Aliovalent Doping and Texture Engineering Facilitating High Thermoelectric Figure of Merit of SnSe Prepared by Low‐Temperature Hydrothermal Synthesis

Abstract The IV‐VI compound SnSe is an environmentally friendly and high‐performance thermoelectric material with intrinsically low lattice thermal conductivity. Recent research efforts have focused on enhancing carrier concentration and effective mass to improve power factors, thereby achieving superior thermoelectric performance as reflected in the figure of merit ZT . In context of the anisotropic crystal structure of SnSe, this study utilized a hydrothermal method to synthesize Rb‐doped SnSe nanosheets. Rb acts as an acceptor dopant, increasing the hole concentration to 2.0 × 10 19 cm −3 and promoting second valence band participation in transport at room temperature, significantly elevating the ZT value of polycrystalline SnSe to 1.41 at 773 K. Furthermore, texture engineering was implemented through a secondary sintering process. This approach facilitates the organized stacking of grains with highly preferred orientations, resulting in a notable improvement of hole mobility perpendicular to the pressure direction to further increase the power factor.
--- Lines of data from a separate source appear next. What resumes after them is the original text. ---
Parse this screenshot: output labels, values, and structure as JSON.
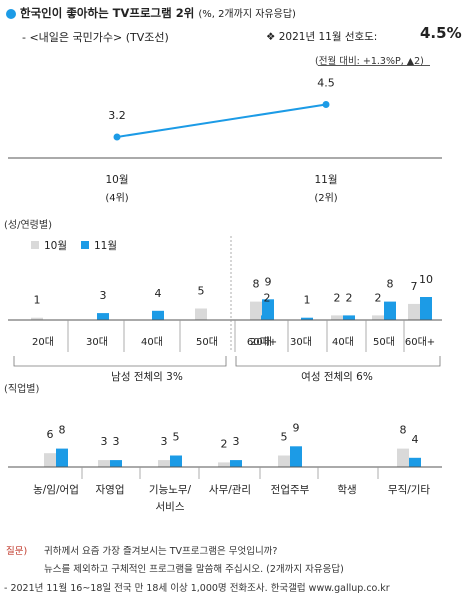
{
  "header": {
    "title": "한국인이 좋아하는 TV프로그램 2위",
    "title_note": "(%, 2개까지 자유응답)",
    "program": "- <내일은 국민가수> (TV조선)",
    "pref_label": "❖ 2021년 11월 선호도:",
    "pref_value": "4.5%",
    "change": "(전월 대비: +1.3%P, ▲2)"
  },
  "colors": {
    "oct": "#d9d9d9",
    "nov": "#1c9be6",
    "accent": "#1c9be6"
  },
  "chart_data": [
    {
      "type": "line",
      "categories": [
        "10월",
        "11월"
      ],
      "category_ranks": [
        "(4위)",
        "(2위)"
      ],
      "values": [
        3.2,
        4.5
      ]
    },
    {
      "type": "bar",
      "section_label": "(성/연령별)",
      "legend": [
        "10월",
        "11월"
      ],
      "categories": [
        "20대",
        "30대",
        "40대",
        "50대",
        "60대+",
        "20대",
        "30대",
        "40대",
        "50대",
        "60대+"
      ],
      "series": [
        {
          "name": "10월",
          "values": [
            1,
            null,
            null,
            5,
            8,
            null,
            null,
            2,
            2,
            7
          ],
          "labels": [
            "1",
            "",
            "",
            "5",
            "8",
            "",
            "",
            "2",
            "2",
            "7"
          ]
        },
        {
          "name": "11월",
          "values": [
            0,
            3,
            4,
            0,
            9,
            2,
            1,
            2,
            8,
            10
          ],
          "labels": [
            "",
            "3",
            "4",
            "",
            "9",
            "2",
            "1",
            "2",
            "8",
            "10"
          ]
        }
      ],
      "groups": [
        {
          "label": "남성 전체의 3%"
        },
        {
          "label": "여성 전체의 6%"
        }
      ]
    },
    {
      "type": "bar",
      "section_label": "(직업별)",
      "categories": [
        "농/임/어업",
        "자영업",
        "기능노무/\n서비스",
        "사무/관리",
        "전업주부",
        "학생",
        "무직/기타"
      ],
      "category_lines": [
        [
          "농/임/어업"
        ],
        [
          "자영업"
        ],
        [
          "기능노무/",
          "서비스"
        ],
        [
          "사무/관리"
        ],
        [
          "전업주부"
        ],
        [
          "학생"
        ],
        [
          "무직/기타"
        ]
      ],
      "series": [
        {
          "name": "10월",
          "values": [
            6,
            3,
            3,
            2,
            5,
            null,
            8
          ],
          "labels": [
            "6",
            "3",
            "3",
            "2",
            "5",
            "",
            "8"
          ]
        },
        {
          "name": "11월",
          "values": [
            8,
            3,
            5,
            3,
            9,
            null,
            4
          ],
          "labels": [
            "8",
            "3",
            "5",
            "3",
            "9",
            "",
            "4"
          ]
        }
      ]
    }
  ],
  "footer": {
    "question_label": "질문)",
    "question_line1": "귀하께서 요즘 가장 즐겨보시는 TV프로그램은 무엇입니까?",
    "question_line2": "뉴스를 제외하고 구체적인 프로그램을 말씀해 주십시오. (2개까지 자유응답)",
    "source": "- 2021년 11월 16~18일 전국 만 18세 이상 1,000명 전화조사. 한국갤럽 www.gallup.co.kr"
  }
}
By synergistically combining carrier concentration optimization with texture engineering strategies, an exceptional ZT value of 1.74 at 773 K was achieved in polycrystalline SnSe. This work presents a cost‐effective, straightforward, and low‐temperature synthesis route for the large‐scale production of high‐performance SnSe thermoelectric materials, offering significant potential for practical applications in energy harvesting and conversion.